Dukun anak menutup gerbang kayu. 'Ini belum waktunya.'
"Cut! Oke!"
Berbalik, Seojun menghela nafas ringan dan bergumam.
"Berhentilah menggoda Tuan Kim."
Kim Heesung, yang berada di luar jangkauan kamera, dengan cepat berlari ke arah Seojun dan membungkusnya dengan selimut dan memberinya penghangat tangan.
"Apakah kamu baik-baik saja, Seojun?"
"Tidak apa-apa! Aku lebih lelah dengan Shadowman daripada adegan ini."
Untungnya, setelah enam bulan, "tubuhnya" tumbuh pesat dan sekarang tenaganya tersisa cukup banyak.
"Itulah seberapa fokusnya Anda. Bagus sekali."
Kim Heesung menepuk kepala Seojun, mengangkatnya dan menuju ke Choi Daeman.

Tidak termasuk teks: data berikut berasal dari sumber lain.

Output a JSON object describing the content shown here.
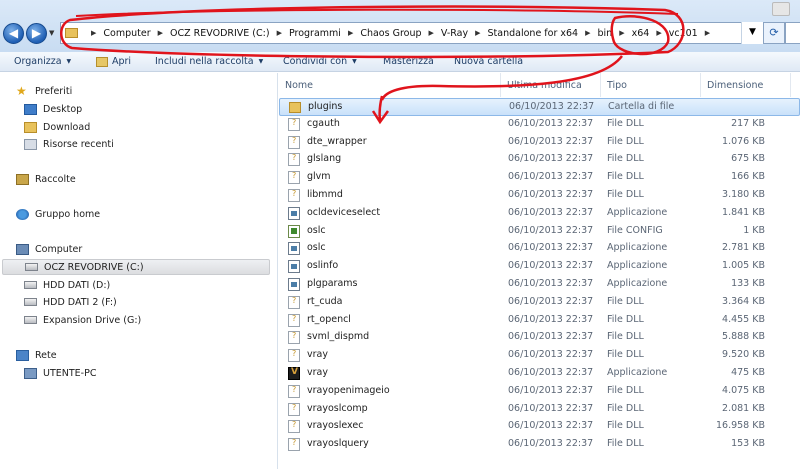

Mereka berbicara terlebih dahulu sambil memantau adegan yang mereka rekam bahwa setelah sutradara baik-baik saja, Kim Heesung harus berlari menuju Seojun.
Kim Heesung mendorong gerbang kayu. Hmm?
Itu lebih berat dari yang dia kira. Dia membutuhkan lebih banyak tenaga untuk membuka pintu.
"Ini cukup berat. Apakah Seojun sekuat ini? Tidak mudah untuk mendorongnya."
"Tidak, itu sangat mudah."
Seojun berpura-pura membuka dan menutup pintu sambil berkata, "Seperti ini, seperti ini."
"Apakah begitu?"
Kim Heesung menggenggam tangannya beberapa kali dan melihat ke arah gerbang kayu.
Sebuah pintu kayu yang cukup besar kini tertutup rapat.